# Anyone else waiting??



## max123 (May 9, 2005)

Hi all

Is anyone else out there waiting for delivery of aTribute Trigano 665 sport or any PVC come to that? We ordered ours last Sept.12 and we're originally due to pick it up after xmas 09, but we decided to wait for a 10 plate. We haven't got a firm collection date yet - were given 12/13 April but will know more on the 6th. We've got a number plate but that's it and we're really getting fed up. 

Anyone else like us??

Hel


----------



## Mike48 (May 1, 2005)

I was interested in buying a Tribute and the dealer (Davan) and importer told me at the Shepton Mallet Show last September that if I ordered one there and then I would not receive it until April. I wanted one with a Comfortmatic gearbox so thought this may have been the reason for the delay.

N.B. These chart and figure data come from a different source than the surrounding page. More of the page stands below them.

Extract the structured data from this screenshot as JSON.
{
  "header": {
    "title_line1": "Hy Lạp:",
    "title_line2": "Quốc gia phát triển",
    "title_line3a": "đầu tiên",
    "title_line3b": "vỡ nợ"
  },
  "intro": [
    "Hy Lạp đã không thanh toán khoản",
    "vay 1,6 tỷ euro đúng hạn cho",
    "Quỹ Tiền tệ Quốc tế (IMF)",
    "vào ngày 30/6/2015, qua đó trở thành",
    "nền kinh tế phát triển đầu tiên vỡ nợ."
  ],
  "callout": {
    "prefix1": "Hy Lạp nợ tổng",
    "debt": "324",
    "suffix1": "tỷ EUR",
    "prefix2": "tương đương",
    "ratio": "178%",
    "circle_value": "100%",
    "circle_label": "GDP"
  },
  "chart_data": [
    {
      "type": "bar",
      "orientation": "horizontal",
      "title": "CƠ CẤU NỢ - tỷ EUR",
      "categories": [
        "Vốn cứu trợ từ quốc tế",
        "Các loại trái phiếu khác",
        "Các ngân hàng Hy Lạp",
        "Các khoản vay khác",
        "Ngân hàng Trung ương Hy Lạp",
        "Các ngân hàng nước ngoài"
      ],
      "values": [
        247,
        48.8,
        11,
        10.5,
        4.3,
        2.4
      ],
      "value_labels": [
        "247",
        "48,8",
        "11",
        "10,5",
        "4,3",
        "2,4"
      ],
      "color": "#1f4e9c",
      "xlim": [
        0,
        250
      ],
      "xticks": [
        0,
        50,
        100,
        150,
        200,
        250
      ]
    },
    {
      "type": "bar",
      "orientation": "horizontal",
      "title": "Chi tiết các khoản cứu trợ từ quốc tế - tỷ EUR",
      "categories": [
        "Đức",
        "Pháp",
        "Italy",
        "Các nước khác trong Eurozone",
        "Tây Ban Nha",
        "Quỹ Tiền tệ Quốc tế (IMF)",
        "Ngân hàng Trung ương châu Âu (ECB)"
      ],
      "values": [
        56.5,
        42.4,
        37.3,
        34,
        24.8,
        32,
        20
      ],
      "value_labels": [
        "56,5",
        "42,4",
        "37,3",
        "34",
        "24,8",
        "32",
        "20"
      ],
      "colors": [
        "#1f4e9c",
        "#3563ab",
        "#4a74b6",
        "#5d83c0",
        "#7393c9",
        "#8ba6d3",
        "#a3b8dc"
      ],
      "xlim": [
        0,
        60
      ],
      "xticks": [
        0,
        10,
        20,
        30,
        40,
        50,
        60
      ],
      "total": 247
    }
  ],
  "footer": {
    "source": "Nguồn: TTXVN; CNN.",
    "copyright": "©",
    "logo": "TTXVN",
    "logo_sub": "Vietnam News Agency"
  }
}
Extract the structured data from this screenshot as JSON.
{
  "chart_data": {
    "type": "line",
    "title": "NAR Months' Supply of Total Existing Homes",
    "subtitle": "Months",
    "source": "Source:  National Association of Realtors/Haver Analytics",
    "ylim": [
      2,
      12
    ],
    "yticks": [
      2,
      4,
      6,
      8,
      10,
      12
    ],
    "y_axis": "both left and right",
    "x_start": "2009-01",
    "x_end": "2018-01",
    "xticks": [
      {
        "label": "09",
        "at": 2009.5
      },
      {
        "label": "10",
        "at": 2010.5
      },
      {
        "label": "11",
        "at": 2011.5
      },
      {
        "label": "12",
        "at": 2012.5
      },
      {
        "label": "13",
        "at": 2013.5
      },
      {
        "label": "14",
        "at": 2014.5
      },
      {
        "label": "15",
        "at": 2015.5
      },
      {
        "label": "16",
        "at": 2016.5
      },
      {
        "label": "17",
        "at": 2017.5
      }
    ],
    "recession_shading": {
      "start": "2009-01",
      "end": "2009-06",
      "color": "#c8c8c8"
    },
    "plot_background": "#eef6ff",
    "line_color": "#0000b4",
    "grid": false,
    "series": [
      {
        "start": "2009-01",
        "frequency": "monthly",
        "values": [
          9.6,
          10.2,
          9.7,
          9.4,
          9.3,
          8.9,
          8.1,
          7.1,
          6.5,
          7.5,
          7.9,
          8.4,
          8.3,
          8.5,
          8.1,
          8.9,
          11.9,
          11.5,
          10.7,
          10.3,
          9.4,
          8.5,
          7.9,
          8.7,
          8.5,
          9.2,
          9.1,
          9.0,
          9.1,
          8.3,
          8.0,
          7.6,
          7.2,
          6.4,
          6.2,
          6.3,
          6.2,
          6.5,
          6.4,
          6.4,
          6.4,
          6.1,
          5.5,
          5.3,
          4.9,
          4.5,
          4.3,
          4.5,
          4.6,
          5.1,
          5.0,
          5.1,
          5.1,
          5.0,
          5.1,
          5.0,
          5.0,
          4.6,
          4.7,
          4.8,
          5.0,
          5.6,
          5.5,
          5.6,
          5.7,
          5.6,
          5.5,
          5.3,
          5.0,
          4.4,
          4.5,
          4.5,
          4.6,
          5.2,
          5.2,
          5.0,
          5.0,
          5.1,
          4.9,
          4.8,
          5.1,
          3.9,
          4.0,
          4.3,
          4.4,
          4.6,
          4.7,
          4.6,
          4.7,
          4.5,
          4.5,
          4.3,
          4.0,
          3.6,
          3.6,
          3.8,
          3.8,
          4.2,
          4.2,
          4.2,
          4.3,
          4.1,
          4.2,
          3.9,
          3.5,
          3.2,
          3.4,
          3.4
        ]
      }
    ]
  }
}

In the event I bought a Swift Mondial at the NEC in October. I was told that delivery would be in March but a couple of days later the dealer told me that it would be May and gave me the opportunity to back out (which was very fair).

To my surprise the vehicle was delivered to the dealer 2 weeks ago and I will be picking it up on Thursday. So, in short I think what you have been told is probably correct.


----------



## DTPCHEMICALS (Jul 24, 2006)

Brownhills at Newark are showing 2 in stock.

Dave p


----------